Diesem Verlust standen ca. 400 verlorene deutsche Geschütze gegenüber und ca. 8 Divisionen, die vernichtet worden sind.

Die Bedeutung der Schlacht, obwohl der Einbruch in die deutsche Front moderat erscheint (ca. 15 km tief) war der "finale Sargnagel", der Ludendorff überzeigt haben soll, dass es keinen militärischen Sieg mehr geben würde. Und somit die Niederlage bei Amiens, neben den beiden anderen verlorenen "Panzerschlachten", ausschlaggebend war für das Eingestehen der Niederlage durch Ludendorff, so die Darstellung bei Guderian.
 
Ich habe, thanepower, Ludendorffs "Meine Kriegserinnerungen", als Erstausgabe von 1919, Mittler und Sohn, Berlin, 628 Seiten mit einer Fülle von Karten, zu Eigentum. Auf Seiten 547 ff. im Kapitel "Der Endkampf Sommer und Herbst 1918 unter I. spricht er vom "schwarzen Tag" ..Bild der Lage war sehr trübe..( 549)..sechs bis 7 deutsche Divisionen waren vollständig zerschlagen ( ebenda)...die Lage war ungemein ernst..." aber auch: " Unsere Truppen standen wieder fest ( in den folgenden Tagen nach dem 11.8., Adolina)..es galt also nur noch hinzuhalten (S. 550)...<

Interessant, aber jetzt erst zum Strang "Nürnberger Prozesse...
 
Ich habe bisher gefunden: Am 8.8.1918 400 Tanks entlang der Amiensfront (The Fighting Forces, Gale & Polden Limited, Band 9, Nr. 3, August 1932, The 8th August 1918 by L.G. Morrison), zit. bei Kabisch, Ernst, Der schwarze Tag, S. 127

Die Zahl gilt für die gesamte Britische 4. Armee nordöstlich Amiens, nicht für Kanadier, Australier und Franzosen im Kampfraum Amiens.

Gegenüber der 13. deutschen Division, bei Villers- Bretonneux, an der alten Römerstrasse nach St.
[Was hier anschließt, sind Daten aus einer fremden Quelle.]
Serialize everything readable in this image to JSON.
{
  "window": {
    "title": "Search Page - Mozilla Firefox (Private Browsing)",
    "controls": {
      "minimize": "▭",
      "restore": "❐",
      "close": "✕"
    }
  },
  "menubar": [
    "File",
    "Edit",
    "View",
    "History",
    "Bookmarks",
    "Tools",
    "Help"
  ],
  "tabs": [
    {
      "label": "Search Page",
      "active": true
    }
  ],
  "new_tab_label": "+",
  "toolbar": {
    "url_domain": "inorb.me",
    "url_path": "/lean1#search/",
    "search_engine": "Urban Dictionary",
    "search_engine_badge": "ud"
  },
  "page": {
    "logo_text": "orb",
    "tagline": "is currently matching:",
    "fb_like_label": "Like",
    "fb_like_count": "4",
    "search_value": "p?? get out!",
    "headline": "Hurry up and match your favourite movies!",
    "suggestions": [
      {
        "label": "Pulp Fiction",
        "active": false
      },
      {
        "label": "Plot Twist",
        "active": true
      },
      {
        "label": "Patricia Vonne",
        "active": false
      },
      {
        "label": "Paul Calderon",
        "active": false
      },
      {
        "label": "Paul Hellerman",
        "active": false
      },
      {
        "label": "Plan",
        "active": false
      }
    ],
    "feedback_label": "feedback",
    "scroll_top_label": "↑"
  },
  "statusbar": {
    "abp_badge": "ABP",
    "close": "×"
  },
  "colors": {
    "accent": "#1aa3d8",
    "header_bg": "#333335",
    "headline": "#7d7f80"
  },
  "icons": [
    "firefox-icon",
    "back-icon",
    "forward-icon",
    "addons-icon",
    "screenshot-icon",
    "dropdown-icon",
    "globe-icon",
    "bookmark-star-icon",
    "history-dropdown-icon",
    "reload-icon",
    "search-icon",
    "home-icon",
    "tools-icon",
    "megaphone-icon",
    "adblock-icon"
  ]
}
Quentin, war der Bereitstellungsraum (Grabisch, S. 127)
 
Die Tanks waren lediglich ein Faktor, kein entscheidender** in den strategischen Erfolgen von Amiens:
......

** wie häufiger (in der Nachkriegsliteratur und Memoiren) deutscherseits fälschlich dargestellt.

Waren Tanks nicht, mal unabhängig von Amiens, dennoch der entscheidende Faktor welcher das Ende der endlosen Stellungskriege bedeutete ?
 
Das entspricht älteren Darstellungen.
Neuere - siehe oben - gehen von mehreren zusammenwirkenden Faktoren aus und sehen die angeblich entscheidende Wirkung der Tanks kritisch.
 
Waren Tanks nicht, mal unabhängig von Amiens, dennoch der entscheidende Faktor welcher das Ende der endlosen Stellungskriege bedeutete ?

Darf ich als Nichtfachmann mal so fragen?: Haben sie nicht einerseits den Krieg verkürzt, sind sie nicht anderesseits vernichtet worden oder nach einer gewissen Strecke ausgefallen oder gestoppt worden und anschließend wurde auf der Gegnerseite wieder geschanzt?
 
Ist dann die Aussage von Grabisch " Hätten wir am 21. März vor der Front der 17. und 2. Armee 400 Kampfwagen einsetzen können, so wäre der Krieg an jenem Tage entschieden worden", S. 206, an der Realität vorbei?

Offensichtlich, wie die Geschichte zeigt. Und selbst wenn sie es gekonnt hätten, bleibt das Spekulation. Das ist das fatale an Sandkastenspielen ("Hätten"), sie bilden nicht die tatsächliche sondern eine vom Autor gewünschte Realität ab.